Carbon dioxide flooding of oil fields around the world is proven as a successfully adopted practice in increasing oil production particularly in marginal wells with low production rates. However, the limitations of this technology lie in the limited supply of carbon dioxide, high capital cost, and infrastructure corrosion. In this work, we present an alternative CO2 flooding method which generates CO2 inside the reservoir to increase oil recovery. The process involves the injection of a concentrated CO2 producing solution of ammonium carbamate (AC). Chemical solvent CO2 capture technology was widely used for years. Carbamates were formed when aqueous amines absorbed CO2. The new proposed in situ CO2 generation EOR technique provides a way to directly apply the product of the CO2 capture technology for outstanding tertiary recovery. Ammonium carbamate (CH6N2O2), highly water-soluble chemicals, can dissociate at reservoir temperature producing carbon dioxide and ammonia. The carbon dioxide migrates to the oil phase, causing oil phase swelling and reducing oil viscosity, and therefore increasing oil production. The ammonia dissolves in the water, and the ammonia-water solution increases the water wettability of the rock.
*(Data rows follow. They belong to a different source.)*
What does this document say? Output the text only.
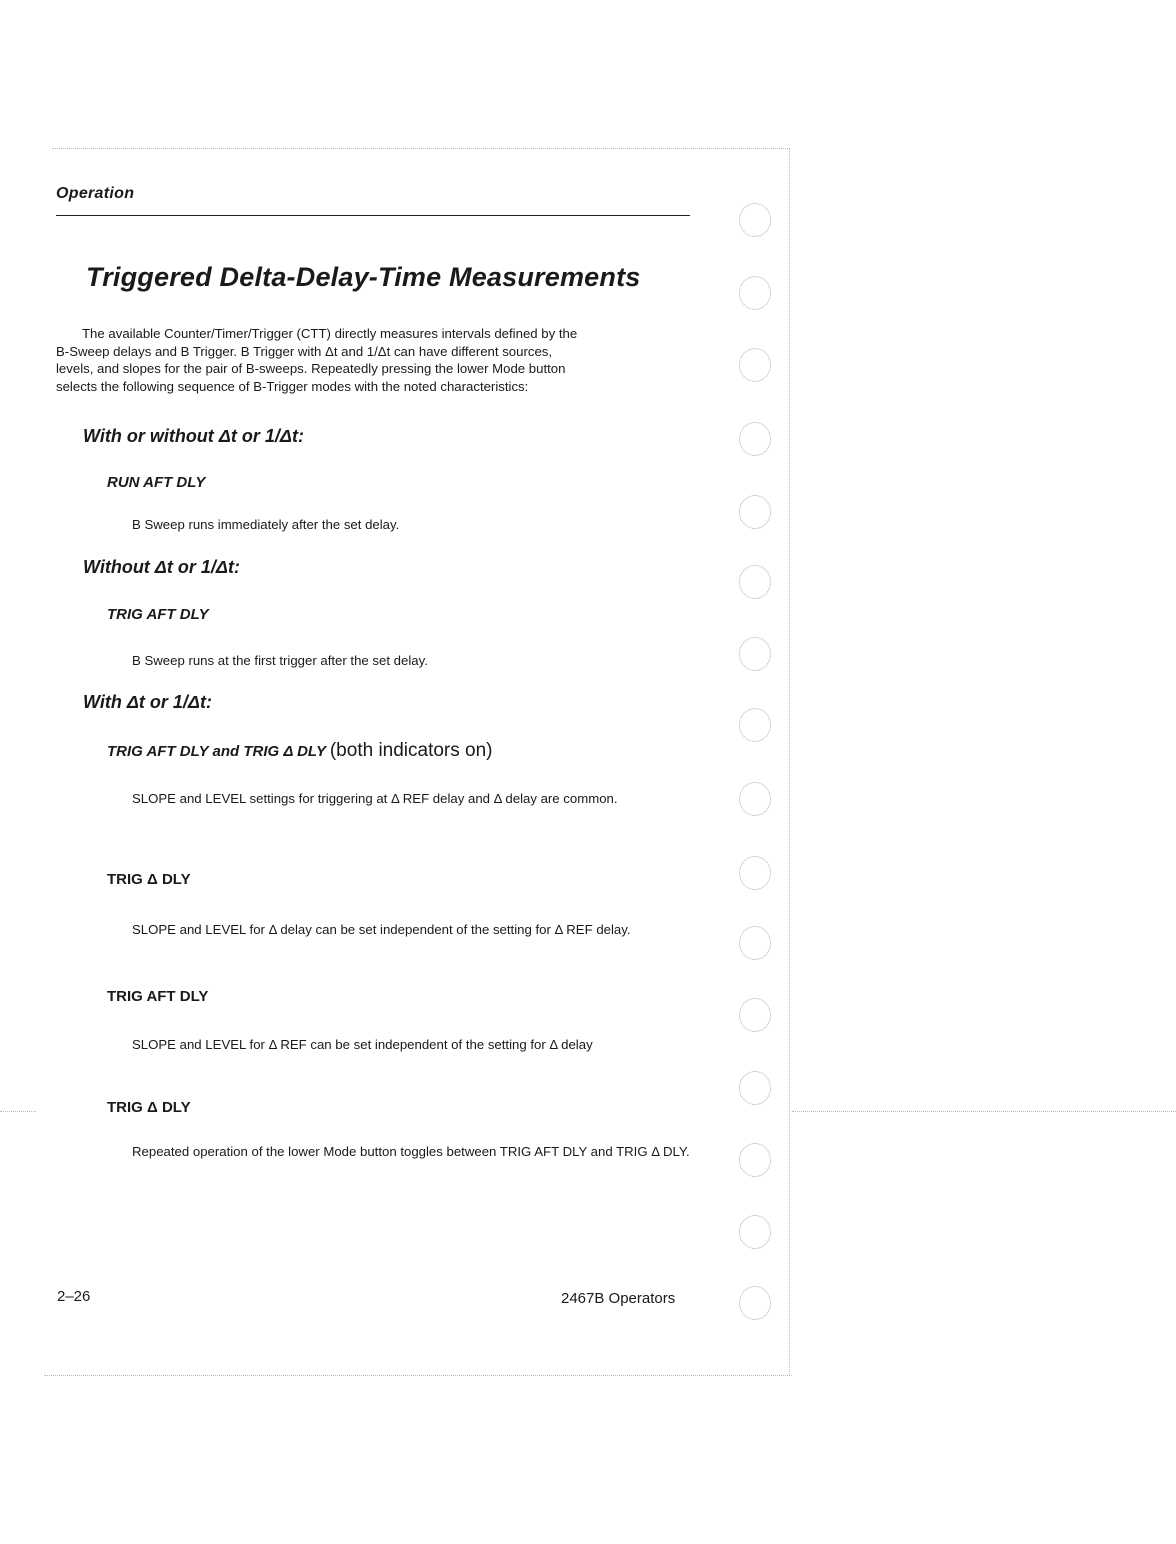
Operation
Triggered Delta-Delay-Time Measurements

The available Counter/Timer/Trigger (CTT) directly measures intervals defined by the

B-Sweep delays and B Trigger. B Trigger with Δt and 1/Δt can have different sources,

levels, and slopes for the pair of B-sweeps. Repeatedly pressing the lower Mode button

selects the following sequence of B-Trigger modes with the noted characteristics:

With or without Δt or 1/Δt:
RUN AFT DLY
B Sweep runs immediately after the set delay.
Without Δt or 1/Δt:
TRIG AFT DLY
B Sweep runs at the first trigger after the set delay.
With Δt or 1/Δt:
TRIG AFT DLY and TRIG Δ DLY (both indicators on)
SLOPE and LEVEL settings for triggering at Δ REF delay and Δ delay are common.
TRIG Δ DLY
SLOPE and LEVEL for Δ delay can be set independent of the setting for Δ REF delay.
TRIG AFT DLY
SLOPE and LEVEL for Δ REF can be set independent of the setting for Δ delay
TRIG Δ DLY
Repeated operation of the lower Mode button toggles between TRIG AFT DLY and TRIG Δ DLY.
2–26	2467B Operators
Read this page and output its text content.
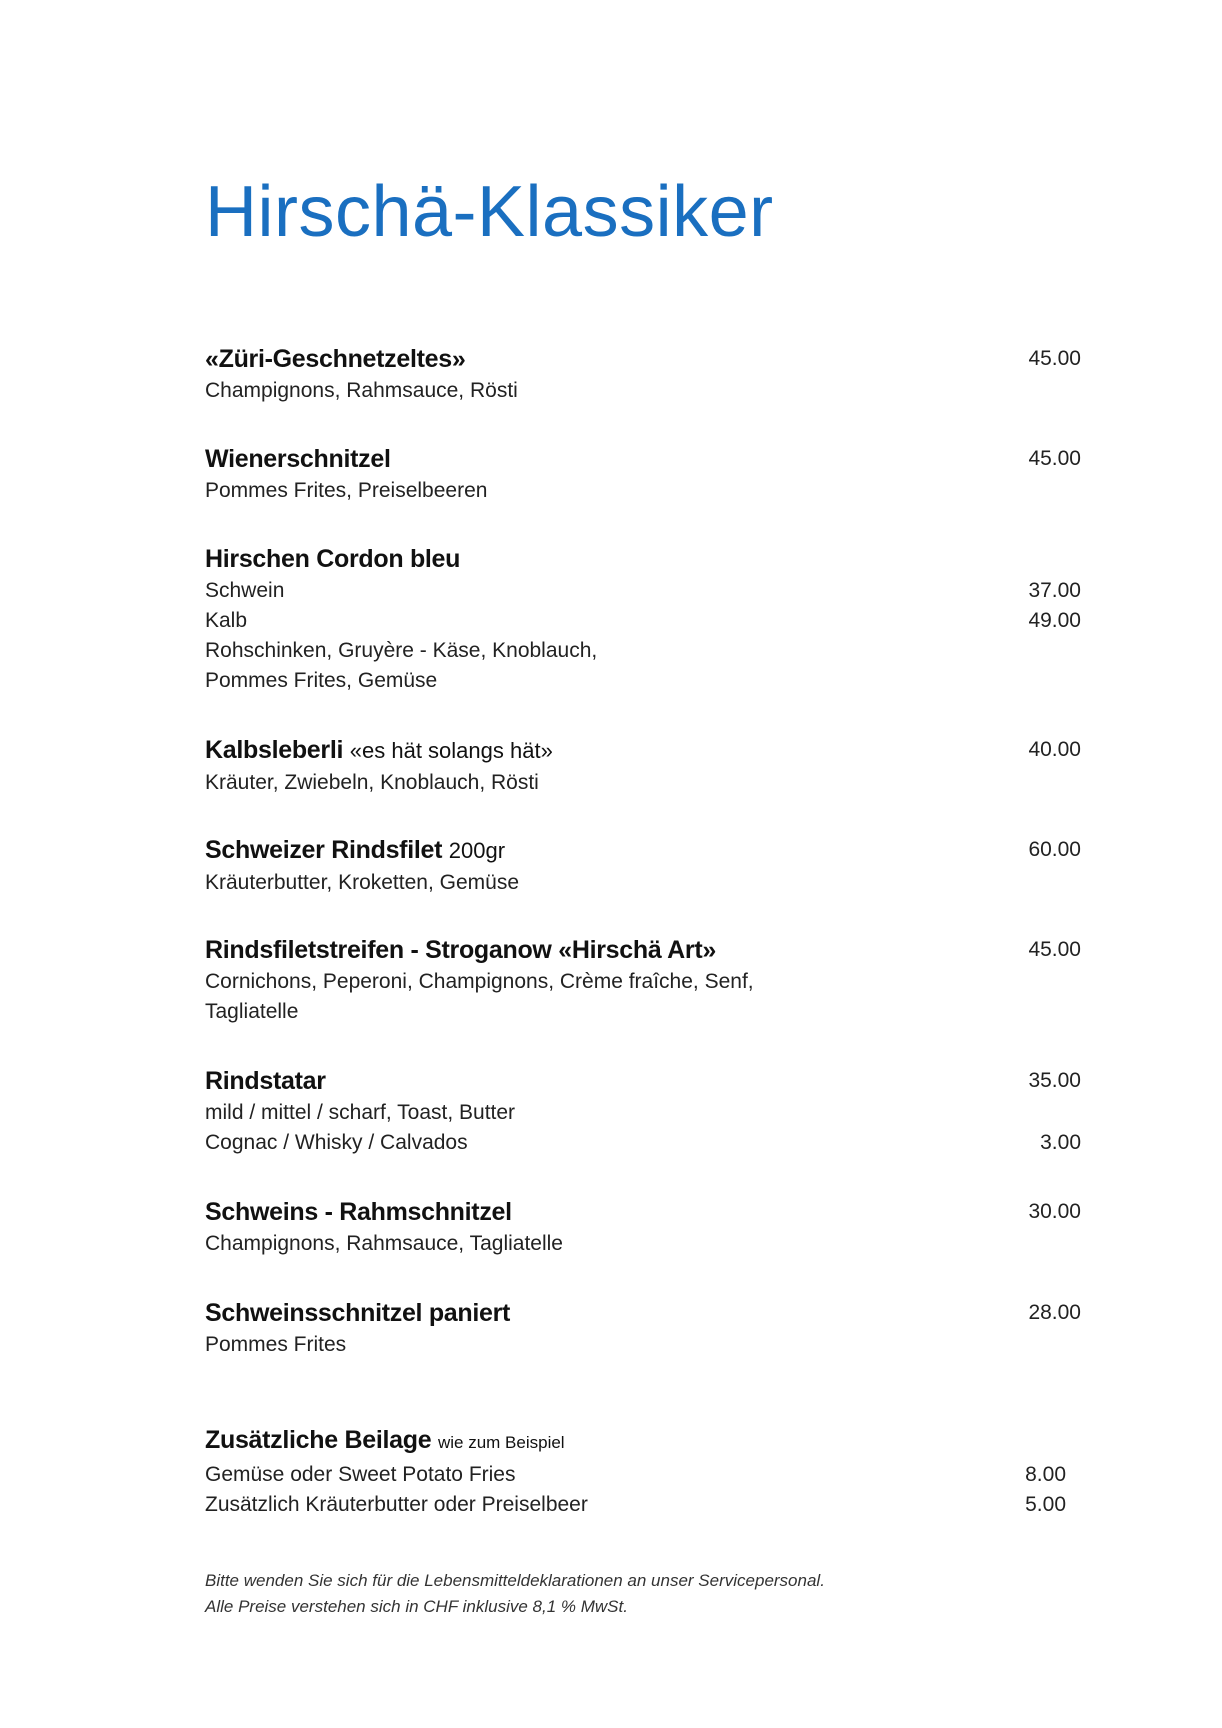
Hirschä-Klassiker
«Züri-Geschnetzeltes»	45.00
Champignons, Rahmsauce, Rösti
Wienerschnitzel	45.00
Pommes Frites, Preiselbeeren
Hirschen Cordon bleu
Schwein	37.00
Kalb	49.00
Rohschinken, Gruyère - Käse, Knoblauch,
Pommes Frites, Gemüse
Kalbsleberli «es hät solangs hät»	40.00
Kräuter, Zwiebeln, Knoblauch, Rösti
Schweizer Rindsfilet 200gr	60.00
Kräuterbutter, Kroketten, Gemüse
Rindsfiletstreifen - Stroganow «Hirschä Art»	45.00
Cornichons, Peperoni, Champignons, Crème fraîche, Senf,
Tagliatelle
Rindstatar	35.00
mild / mittel / scharf, Toast, Butter
Cognac / Whisky / Calvados	3.00
Schweins - Rahmschnitzel	30.00
Champignons, Rahmsauce, Tagliatelle
Schweinsschnitzel paniert	28.00
Pommes Frites
Zusätzliche Beilage wie zum Beispiel
Gemüse oder Sweet Potato Fries	8.00
Zusätzlich Kräuterbutter oder Preiselbeer	5.00
Bitte wenden Sie sich für die Lebensmitteldeklarationen an unser Servicepersonal.
Alle Preise verstehen sich in CHF inklusive 8,1 % MwSt.
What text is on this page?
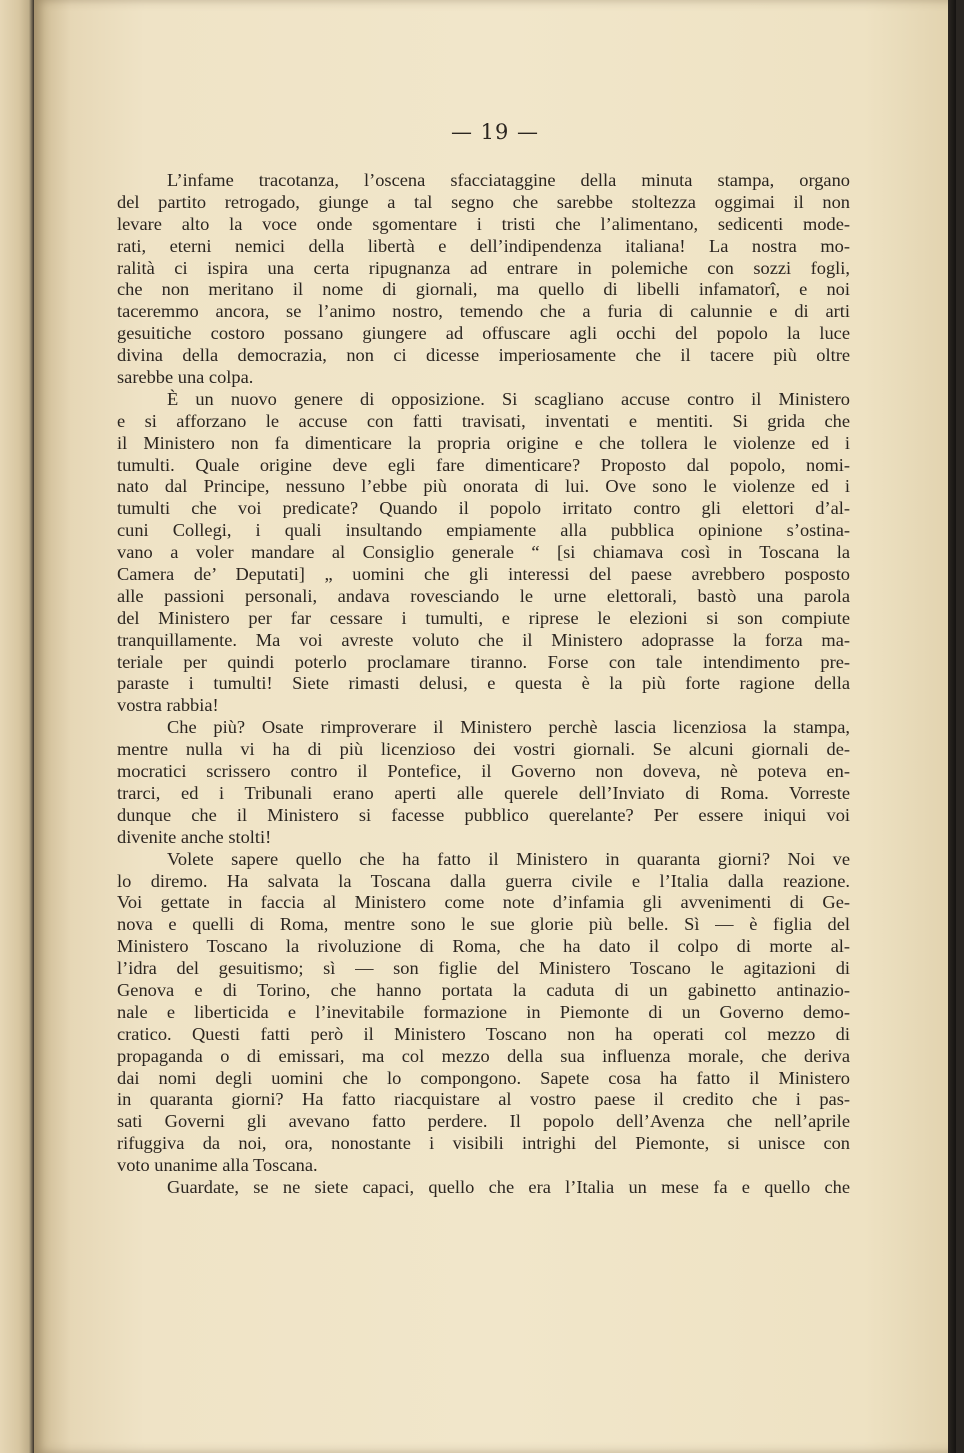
— 19 —
L’infame tracotanza, l’oscena sfacciataggine della minuta stampa, organo
del partito retrogado, giunge a tal segno che sarebbe stoltezza oggimai il non
levare alto la voce onde sgomentare i tristi che l’alimentano, sedicenti mode-
rati, eterni nemici della libertà e dell’indipendenza italiana! La nostra mo-
ralità ci ispira una certa ripugnanza ad entrare in polemiche con sozzi fogli,
che non meritano il nome di giornali, ma quello di libelli infamatorî, e noi
taceremmo ancora, se l’animo nostro, temendo che a furia di calunnie e di arti
gesuitiche costoro possano giungere ad offuscare agli occhi del popolo la luce
divina della democrazia, non ci dicesse imperiosamente che il tacere più oltre
sarebbe una colpa.
È un nuovo genere di opposizione. Si scagliano accuse contro il Ministero
e si afforzano le accuse con fatti travisati, inventati e mentiti. Si grida che
il Ministero non fa dimenticare la propria origine e che tollera le violenze ed i
tumulti. Quale origine deve egli fare dimenticare? Proposto dal popolo, nomi-
nato dal Principe, nessuno l’ebbe più onorata di lui. Ove sono le violenze ed i
tumulti che voi predicate? Quando il popolo irritato contro gli elettori d’al-
cuni Collegi, i quali insultando empiamente alla pubblica opinione s’ostina-
vano a voler mandare al Consiglio generale “ [si chiamava così in Toscana la
Camera de’ Deputati] „ uomini che gli interessi del paese avrebbero posposto
alle passioni personali, andava rovesciando le urne elettorali, bastò una parola
del Ministero per far cessare i tumulti, e riprese le elezioni si son compiute
tranquillamente. Ma voi avreste voluto che il Ministero adoprasse la forza ma-
teriale per quindi poterlo proclamare tiranno. Forse con tale intendimento pre-
paraste i tumulti! Siete rimasti delusi, e questa è la più forte ragione della
vostra rabbia!
Che più? Osate rimproverare il Ministero perchè lascia licenziosa la stampa,
mentre nulla vi ha di più licenzioso dei vostri giornali. Se alcuni giornali de-
mocratici scrissero contro il Pontefice, il Governo non doveva, nè poteva en-
trarci, ed i Tribunali erano aperti alle querele dell’Inviato di Roma. Vorreste
dunque che il Ministero si facesse pubblico querelante? Per essere iniqui voi
divenite anche stolti!
Volete sapere quello che ha fatto il Ministero in quaranta giorni? Noi ve
lo diremo. Ha salvata la Toscana dalla guerra civile e l’Italia dalla reazione.
Voi gettate in faccia al Ministero come note d’infamia gli avvenimenti di Ge-
nova e quelli di Roma, mentre sono le sue glorie più belle. Sì — è figlia del
Ministero Toscano la rivoluzione di Roma, che ha dato il colpo di morte al-
l’idra del gesuitismo; sì — son figlie del Ministero Toscano le agitazioni di
Genova e di Torino, che hanno portata la caduta di un gabinetto antinazio-
nale e liberticida e l’inevitabile formazione in Piemonte di un Governo demo-
cratico. Questi fatti però il Ministero Toscano non ha operati col mezzo di
propaganda o di emissari, ma col mezzo della sua influenza morale, che deriva
dai nomi degli uomini che lo compongono. Sapete cosa ha fatto il Ministero
in quaranta giorni? Ha fatto riacquistare al vostro paese il credito che i pas-
sati Governi gli avevano fatto perdere. Il popolo dell’Avenza che nell’aprile
rifuggiva da noi, ora, nonostante i visibili intrighi del Piemonte, si unisce con
voto unanime alla Toscana.
Guardate, se ne siete capaci, quello che era l’Italia un mese fa e quello che
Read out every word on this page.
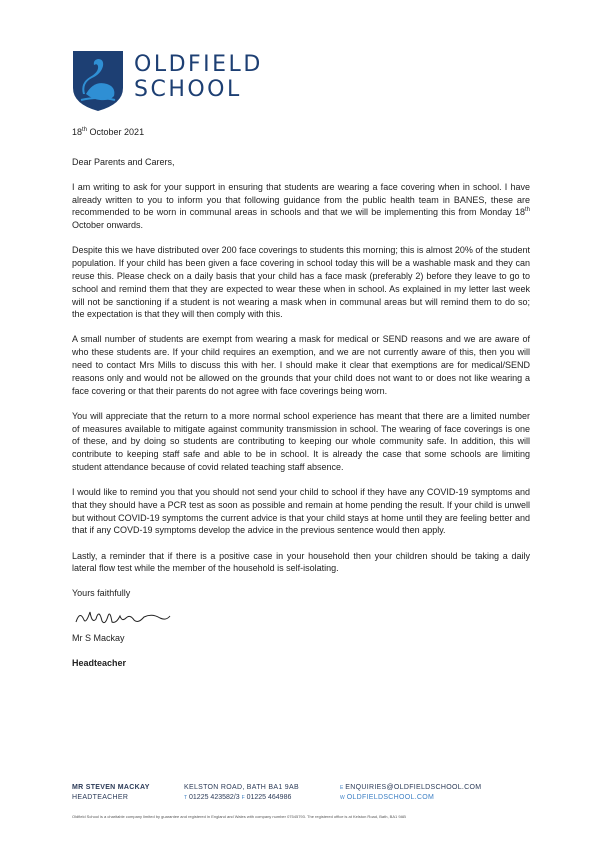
OLDFIELD
SCHOOL

18th October 2021

Dear Parents and Carers,

I am writing to ask for your support in ensuring that students are wearing a face covering when in school. I have already written to you to inform you that following guidance from the public health team in BANES, these are recommended to be worn in communal areas in schools and that we will be implementing this from Monday 18th October onwards.

Despite this we have distributed over 200 face coverings to students this morning; this is almost 20% of the student population. If your child has been given a face covering in school today this will be a washable mask and they can reuse this. Please check on a daily basis that your child has a face mask (preferably 2) before they leave to go to school and remind them that they are expected to wear these when in school. As explained in my letter last week will not be sanctioning if a student is not wearing a mask when in communal areas but will remind them to do so; the expectation is that they will then comply with this.

A small number of students are exempt from wearing a mask for medical or SEND reasons and we are aware of who these students are. If your child requires an exemption, and we are not currently aware of this, then you will need to contact Mrs Mills to discuss this with her. I should make it clear that exemptions are for medical/SEND reasons only and would not be allowed on the grounds that your child does not want to or does not like wearing a face covering or that their parents do not agree with face coverings being worn.

You will appreciate that the return to a more normal school experience has meant that there are a limited number of measures available to mitigate against community transmission in school. The wearing of face coverings is one of these, and by doing so students are contributing to keeping our whole community safe. In addition, this will contribute to keeping staff safe and able to be in school. It is already the case that some schools are limiting student attendance because of covid related teaching staff absence.

I would like to remind you that you should not send your child to school if they have any COVID-19 symptoms and that they should have a PCR test as soon as possible and remain at home pending the result. If your child is unwell but without COVID-19 symptoms the current advice is that your child stays at home until they are feeling better and that if any COVD-19 symptoms develop the advice in the previous sentence would then apply.

Lastly, a reminder that if there is a positive case in your household then your children should be taking a daily lateral flow test while the member of the household is self-isolating.

Yours faithfully

Mr S Mackay

Headteacher

MR STEVEN MACKAY
HEADTEACHER
KELSTON ROAD, BATH BA1 9AB
$^T$ 01225 423582/3 $^F$ 01225 464986
$^E$ ENQUIRIES@OLDFIELDSCHOOL.COM
$^W$ OLDFIELDSCHOOL.COM
Oldfield School is a charitable company limited by guarantee and registered in England and Wales with company number 07545793. The registered office is at Kelston Road, Bath, BA1 9AB
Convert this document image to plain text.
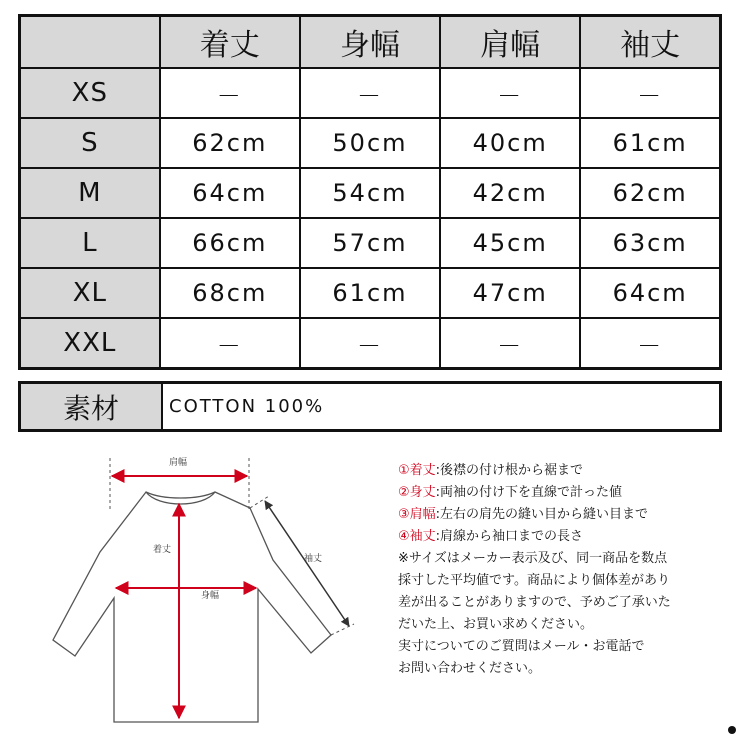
	着丈	身幅	肩幅	袖丈
XS	－	－	－	－
S	62cm	50cm	40cm	61cm
M	64cm	54cm	42cm	62cm
L	66cm	57cm	45cm	63cm
XL	68cm	61cm	47cm	64cm
XXL	－	－	－	－
素材	COTTON 100%
肩幅
着丈
身幅
袖丈
①着丈:後襟の付け根から裾まで
②身丈:両袖の付け下を直線で計った値
③肩幅:左右の肩先の縫い目から縫い目まで
④袖丈:肩線から袖口までの長さ
※サイズはメーカー表示及び、同一商品を数点
採寸した平均値です。商品により個体差があり
差が出ることがありますので、予めご了承いた
だいた上、お買い求めください。
実寸についてのご質問はメール・お電話で
お問い合わせください。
Flow experiments were conducted using 6" Ottawa sand packs. The experiments demonstrated that the decomposition of a 35% AC solution injected to the sand packs resulted in further lowering of the residual oil saturation following a standard water flood. The tertiary recovery in the high-pressure sand pack experiments was found to average 27%. In the proposed process, AC can be dissolved in produced reservoir fluids or seawater and injected into the reservoir to generate CO2 in situ and increase oil production as it decomposes. The benefits of this process compared to CO2 flooding lie in the simplicity of adapting this technology to an existing waterflood, and the lack of the complicated infrastructure needed in a typical CO2 project, such as compression and gas handling facilities. An additional advantage lies in the ability to deliver the CO2 in the form of a room temperature solid, alleviating the need for a pipeline.